Missile Defense

Homeland Missile Defense System successful in non-intercept flight test

WASHINGTON — The Ground-based Midcourse Defense System completed a successful non-intercept flight test designed to evaluate the performance of redesigned thrusters in its interceptor's kill vehicle, the Missile Defense Agency announced Thursday night.

The agency, along with the US Air Force 30th Space Wing, the Joint Functional Component Command for Integrated Missile Defense and US Northern Command, launched a long-range ground-based interceptor from Vandenberg Air Force Base, California, and was able to evaluate alternate divert thrusters in the new version of the GMD's ground-based interceptor.

The GMD system is designed to protect the homeland from possible ballistic missile threats from North Korea and Iran.

The divert thrusters were redesigned to address fundamental problems experienced in the previous version of the Exoatmospheric Kill Vehicle (EKV) – a key component of the interceptors designed to destroy targets in high-speed collisions after separating from a booster rocket.

The EKV struggled in tests and the acquisition plan for more ground-based interceptors – a total of 44 in California and Alaska – was threatened after interceptor test failures in 2010 and 2013. In the July 2013 test, the kill vehicle failed to separate from the booster rocket. In June 2014, however, the agency notched a successful intercept test, bringing its success record to four of seven tests and saving the program.

During the test Thursday, "a target representing an intermediate-range ballistic missile was air-launched from a US Air Force C-17 aircraft over the broad ocean area west of Hawaii," MDA described.

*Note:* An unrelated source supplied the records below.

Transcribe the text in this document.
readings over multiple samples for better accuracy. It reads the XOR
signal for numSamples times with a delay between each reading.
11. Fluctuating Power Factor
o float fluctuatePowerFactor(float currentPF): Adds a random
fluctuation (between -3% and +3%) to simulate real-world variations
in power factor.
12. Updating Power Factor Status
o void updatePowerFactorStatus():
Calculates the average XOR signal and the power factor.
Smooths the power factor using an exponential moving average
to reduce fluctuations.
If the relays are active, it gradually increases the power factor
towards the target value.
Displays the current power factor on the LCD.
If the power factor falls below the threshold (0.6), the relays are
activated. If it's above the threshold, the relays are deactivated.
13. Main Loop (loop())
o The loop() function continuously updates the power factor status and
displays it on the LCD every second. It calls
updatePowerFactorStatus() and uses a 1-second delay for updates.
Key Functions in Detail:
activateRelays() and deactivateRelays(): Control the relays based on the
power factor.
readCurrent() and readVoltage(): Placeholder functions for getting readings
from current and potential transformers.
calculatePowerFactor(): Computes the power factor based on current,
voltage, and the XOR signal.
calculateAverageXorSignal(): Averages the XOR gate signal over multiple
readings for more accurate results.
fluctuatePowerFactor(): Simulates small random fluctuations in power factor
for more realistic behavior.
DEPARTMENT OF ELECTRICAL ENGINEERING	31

An Raytheon-manufactured AN/TPY-2 radar in forward-based mode at the Pacific Missile Range Facility in Hawaii detected the target and sent the tracking information to the battle management system. A Raytheon-made Sea-Based X-band radar, in the ocean northeast of Hawaii also identified and tracked the target.

The GMD system received the tracking data and identified a fire control solution to engage the target. The test also demonstrated technology to discriminate countermeasures carried by the target missile, according to the agency.

When the GBI was launched from Vandenberg, the kill vehicle performed "scripted maneuvers to demonstrate performance of alternate divert thrusters," the MDA states. "Upon entering terminal phase, the kill vehicle initiated a planned burn sequence to evaluate the alternate divert thrusters until fuel was exhausted, intentionally precluding an intercept."

Information from the test will be used to increase confidence of future intercept performance, the agency notes.

Aerojet Rocketdyne, the designer and manufacturer of the "liquid Divert and Attitude Control System (DACS) on the EKV, said in a statement that the successful test represents three years of "hard work and dedication" on design improvements made at the company's Los Angeles site.

"On this flight, we validated key design improvements in the divert and attitude control system, demonstrating improved performance, reliability and producibility," Michael Bright, Aerojet Rocketdyne vice president of missile defense and strategic systems, said in the statement.

Three companies are also in the midst of redesigning the GMD kill vehicle that can take out multiple warheads with a single interceptor, completing their first program planning reviews with the MDA in November, which marked a critical step toward determining key elements of the designs.

Raytheon, Lockheed Martin and Boeing were all awarded $9.7 million contracts in August by the MDA to work on designs.